Allianz Trade prevede che nel 2026 l’effetto domino esploderà: gli Stati più dipendenti dalle esportazioni vedranno aumenti sensibili delle insolvenze. In Italia nel 2025 si stimano circa 13.000 casi di insolvenza, un aumento del 35% rispetto all’anno precedente, quando i fallimenti erano stati poco più di 9.600. È il terzo anno consecutivo di crescita: +9% nel 2023, +17% nel 2024, ora un balzo che riporta il Paese sopra i livelli pre-pandemia. Le cifre di Allianz Trade raccontano un fenomeno diffuso, che attraversa tutti i settori: commercio (21% dei casi), costruzioni (19%), manifatturiero (16%), ospitalità (9%). A incidere non è solo la congiuntura, ma un intreccio di fragilità strutturali e choc esterni che si alimentano a vicenda. Le imprese italiane, spesso di piccole dimensioni e con margini esigui, subiscono il contraccolpo dei costi energetici e dei costi del credito. E quando il commercio rallenta, il rischio si moltiplica: i fornitori vedono svanire gli ordini, le filiere si inceppano, la liquidità evapora. Allianz Trade prevede che anche il 2026 sarà un anno difficile, con 13.400 casi (+3%), prima di un fragile miglioramento nel 2027. A confermare questa tendenza c’è anche un altro studio, la Risk review di Coface, gruppo internazionale specializzato in assicurazione dei crediti commerciali, secondo cui nelle economie avanzate le insolvenze sono cresciute del 4% nel primo semestre del 2025. Il suo indice di rischio politico e sociale globale ha toccato un record storico, 41,1%, segno che la fragilità non è solo economica ma anche istituzionale. Coface, che monitora il credito e le tensioni geopolitiche, prevede per il 2025 una crescita mondiale del 2,6% e del 2,4% nel 2026, con Stati Uniti ancora resilienti grazie alla domanda interna e agli investimenti in IA, ma con i primi segnali di rallentamento già visibili in occupazione e inflazione. I dazi, intanto, si consolidano: il tasso medio negli Usa è oggi al 18%, ben più alto del 2,5% dei tempi di Biden. All’apparenza, l’economia americana regge. Ma Coface avverte che la trasmissione degli effetti negativi è solo agli inizi: le tensioni sui prezzi e la progressiva erosione dei margini si faranno sentire.

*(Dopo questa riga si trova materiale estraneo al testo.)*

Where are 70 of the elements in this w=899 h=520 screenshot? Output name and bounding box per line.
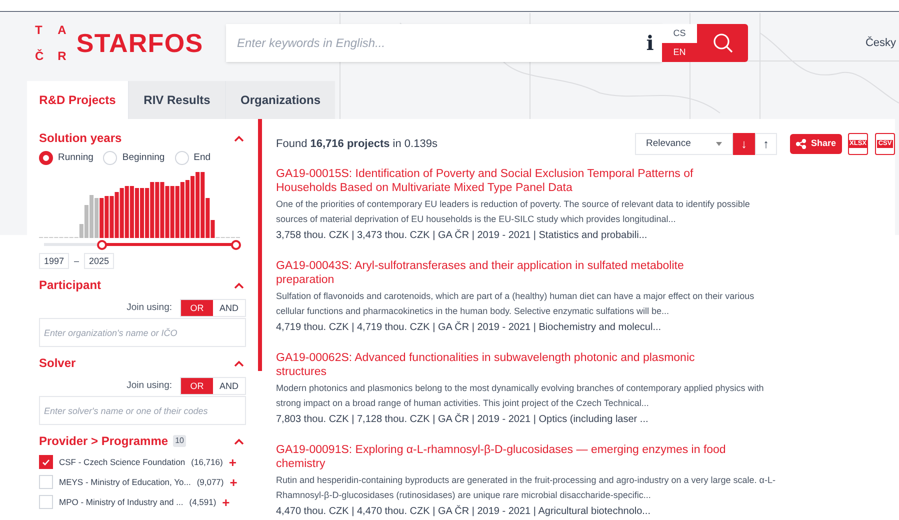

Tre sono le fragilità che Allianz Trade individua come decisive per il futuro prossimo: crescita anemica, credito difficile, e debolezze settoriali concentrate in costruzioni e automotive. Poi c’è un’altra faglia che si sta aprendo: quella dell’economia digitale. La nascita di nuove imprese, favorita dalla tecnologia e dalla spinta dell’IA, ha gonfiato un boom che potrebbe rivelarsi effimero. Secondo le stime, la fine di questa corsa — un’eco moderna della bolla delle dotcom — potrebbe generare fino a 4.500 insolvenze negli Stati Uniti, 4.000 in Germania, 1.000 in Francia e 1.100 nel Regno Unito. Un colpo che si riverbererebbe su fornitori e partner in tutta Europa, Italia inclusa.